Buyers are paying less above MSRP than they were

Last month, buyers paid an average of $46,991 for a new car, which was $230 above the average sticker price — the manufacturer’s suggested retail price — of $46,761, according to Edmunds. In January, however, buyers were shelling out $728 above MSRP.

By comparison, in October 2019 the average amount paid for a new car was $37,878, which was $2,653 below the average MSRP of $40,531.

For cars that come with a discount, the average in October was about $882, according to a joint forecast from J.D. Power and LMC Automotive. That’s down 44.7% from a year ago and marks the sixth consecutive month under $1,000.

The average number of days that cars sit on dealer lots before being sold was 19 days last month, according to the J.D. Power/LMC estimate. That compares to 74 days in October 2019.

And, about half of vehicles (52%) are sold within 10 days of arriving on lots.

Financing deals are re-emerging — with caveats

While discounts remain minimal, financing deals are starting to return after disappearing for some months, Drury said. For buyers with strong credit, 0% financing or low financing (say, 1.9% or 2.9%) are available on some cars.

However, those deals may not let you stretch the loan beyond three or four years, Drury said. That means paying less in interest overall, but facing higher monthly payments.

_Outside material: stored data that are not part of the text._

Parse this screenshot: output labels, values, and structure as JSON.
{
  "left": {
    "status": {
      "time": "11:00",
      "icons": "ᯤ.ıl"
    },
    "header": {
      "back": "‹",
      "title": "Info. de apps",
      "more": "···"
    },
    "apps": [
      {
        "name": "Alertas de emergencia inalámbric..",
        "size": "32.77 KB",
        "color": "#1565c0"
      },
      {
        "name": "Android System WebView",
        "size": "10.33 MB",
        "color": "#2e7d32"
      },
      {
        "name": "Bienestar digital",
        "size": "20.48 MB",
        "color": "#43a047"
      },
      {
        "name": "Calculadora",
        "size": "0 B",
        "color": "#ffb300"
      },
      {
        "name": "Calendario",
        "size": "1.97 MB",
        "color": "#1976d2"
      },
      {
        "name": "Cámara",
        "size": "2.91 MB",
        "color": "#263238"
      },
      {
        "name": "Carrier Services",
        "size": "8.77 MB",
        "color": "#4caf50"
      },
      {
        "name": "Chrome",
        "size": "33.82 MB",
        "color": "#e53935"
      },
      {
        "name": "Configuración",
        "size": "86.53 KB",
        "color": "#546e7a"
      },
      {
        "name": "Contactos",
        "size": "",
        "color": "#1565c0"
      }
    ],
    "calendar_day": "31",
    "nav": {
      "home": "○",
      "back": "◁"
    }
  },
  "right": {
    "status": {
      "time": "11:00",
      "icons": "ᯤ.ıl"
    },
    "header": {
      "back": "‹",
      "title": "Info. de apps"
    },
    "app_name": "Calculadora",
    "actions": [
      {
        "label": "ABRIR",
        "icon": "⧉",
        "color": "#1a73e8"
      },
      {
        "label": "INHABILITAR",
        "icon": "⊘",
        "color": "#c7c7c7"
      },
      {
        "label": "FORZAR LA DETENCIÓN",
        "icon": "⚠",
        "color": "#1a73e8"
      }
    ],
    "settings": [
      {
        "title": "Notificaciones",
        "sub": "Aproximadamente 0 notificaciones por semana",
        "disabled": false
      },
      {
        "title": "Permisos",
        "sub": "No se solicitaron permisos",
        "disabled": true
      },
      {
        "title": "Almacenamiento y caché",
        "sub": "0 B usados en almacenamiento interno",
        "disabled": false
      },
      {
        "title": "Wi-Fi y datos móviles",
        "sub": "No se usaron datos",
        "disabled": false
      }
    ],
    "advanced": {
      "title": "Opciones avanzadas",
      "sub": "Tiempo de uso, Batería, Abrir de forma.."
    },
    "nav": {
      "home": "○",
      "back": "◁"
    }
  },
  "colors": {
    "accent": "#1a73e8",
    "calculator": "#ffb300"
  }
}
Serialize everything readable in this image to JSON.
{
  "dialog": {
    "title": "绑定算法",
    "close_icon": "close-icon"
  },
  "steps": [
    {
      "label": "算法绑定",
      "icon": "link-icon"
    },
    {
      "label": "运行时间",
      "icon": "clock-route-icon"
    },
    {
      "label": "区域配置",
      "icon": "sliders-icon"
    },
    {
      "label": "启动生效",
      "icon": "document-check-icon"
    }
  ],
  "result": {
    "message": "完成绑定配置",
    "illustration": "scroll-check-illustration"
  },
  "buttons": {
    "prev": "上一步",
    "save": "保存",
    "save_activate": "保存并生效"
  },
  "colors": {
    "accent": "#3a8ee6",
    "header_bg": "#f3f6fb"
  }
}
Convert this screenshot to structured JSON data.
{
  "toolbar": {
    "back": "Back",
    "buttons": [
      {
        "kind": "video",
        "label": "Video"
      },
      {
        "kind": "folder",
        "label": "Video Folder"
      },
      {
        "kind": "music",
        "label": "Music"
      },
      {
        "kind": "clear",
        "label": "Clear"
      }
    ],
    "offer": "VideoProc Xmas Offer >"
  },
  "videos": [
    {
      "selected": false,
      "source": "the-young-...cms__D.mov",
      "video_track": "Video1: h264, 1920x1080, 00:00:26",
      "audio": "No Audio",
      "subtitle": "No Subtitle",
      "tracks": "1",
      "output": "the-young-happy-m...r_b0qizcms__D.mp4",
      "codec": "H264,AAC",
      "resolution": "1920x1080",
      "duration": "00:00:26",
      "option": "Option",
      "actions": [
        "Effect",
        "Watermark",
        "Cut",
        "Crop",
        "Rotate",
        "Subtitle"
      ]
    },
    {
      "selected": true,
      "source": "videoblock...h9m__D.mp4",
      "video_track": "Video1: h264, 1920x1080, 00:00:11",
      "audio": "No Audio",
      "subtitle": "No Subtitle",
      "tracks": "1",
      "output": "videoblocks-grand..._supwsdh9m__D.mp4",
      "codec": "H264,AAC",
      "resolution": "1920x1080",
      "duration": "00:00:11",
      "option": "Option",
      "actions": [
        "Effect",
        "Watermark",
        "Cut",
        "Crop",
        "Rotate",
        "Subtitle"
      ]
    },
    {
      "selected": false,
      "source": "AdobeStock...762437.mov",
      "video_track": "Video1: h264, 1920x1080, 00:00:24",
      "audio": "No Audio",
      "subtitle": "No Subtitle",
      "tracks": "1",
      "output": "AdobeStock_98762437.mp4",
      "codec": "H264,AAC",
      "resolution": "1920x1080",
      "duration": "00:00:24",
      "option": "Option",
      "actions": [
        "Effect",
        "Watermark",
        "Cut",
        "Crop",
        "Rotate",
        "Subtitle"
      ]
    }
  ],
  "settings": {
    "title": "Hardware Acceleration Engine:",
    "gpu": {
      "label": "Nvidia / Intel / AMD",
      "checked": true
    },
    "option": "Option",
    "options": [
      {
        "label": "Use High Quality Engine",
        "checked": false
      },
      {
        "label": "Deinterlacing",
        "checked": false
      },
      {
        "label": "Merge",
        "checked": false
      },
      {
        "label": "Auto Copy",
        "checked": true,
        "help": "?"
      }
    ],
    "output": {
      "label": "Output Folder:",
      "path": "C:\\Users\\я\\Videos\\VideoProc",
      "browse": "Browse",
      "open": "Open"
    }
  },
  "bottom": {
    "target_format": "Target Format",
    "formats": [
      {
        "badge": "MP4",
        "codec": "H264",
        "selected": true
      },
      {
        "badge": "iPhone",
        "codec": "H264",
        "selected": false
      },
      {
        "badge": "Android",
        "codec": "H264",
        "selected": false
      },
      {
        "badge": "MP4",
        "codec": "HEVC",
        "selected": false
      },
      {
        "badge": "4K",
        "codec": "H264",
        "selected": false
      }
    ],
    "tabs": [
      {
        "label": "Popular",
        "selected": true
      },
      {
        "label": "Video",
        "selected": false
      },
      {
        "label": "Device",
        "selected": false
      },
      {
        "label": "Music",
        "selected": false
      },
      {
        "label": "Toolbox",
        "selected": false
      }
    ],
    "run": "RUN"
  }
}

For instance, financing $40,000 at 2.4% for 36 months results in monthly payments of $1,153, according to Edmunds data. Total interest paid over the life of the loan would be $1,497.

That compares to financing the same amount for 72 months at 6.9% and having monthly payments of $680 — but paying $8,963 in interest.

Having a car to trade in remains your best negotiating chip to bring the cost of a new car down, Drury said. While used car prices also are softening, values remain elevated. The average trade-in equity for October was $9,297, which is $598 more than a year ago but down $820 from June’s peak, according to the J.D. Power/LMC forecast.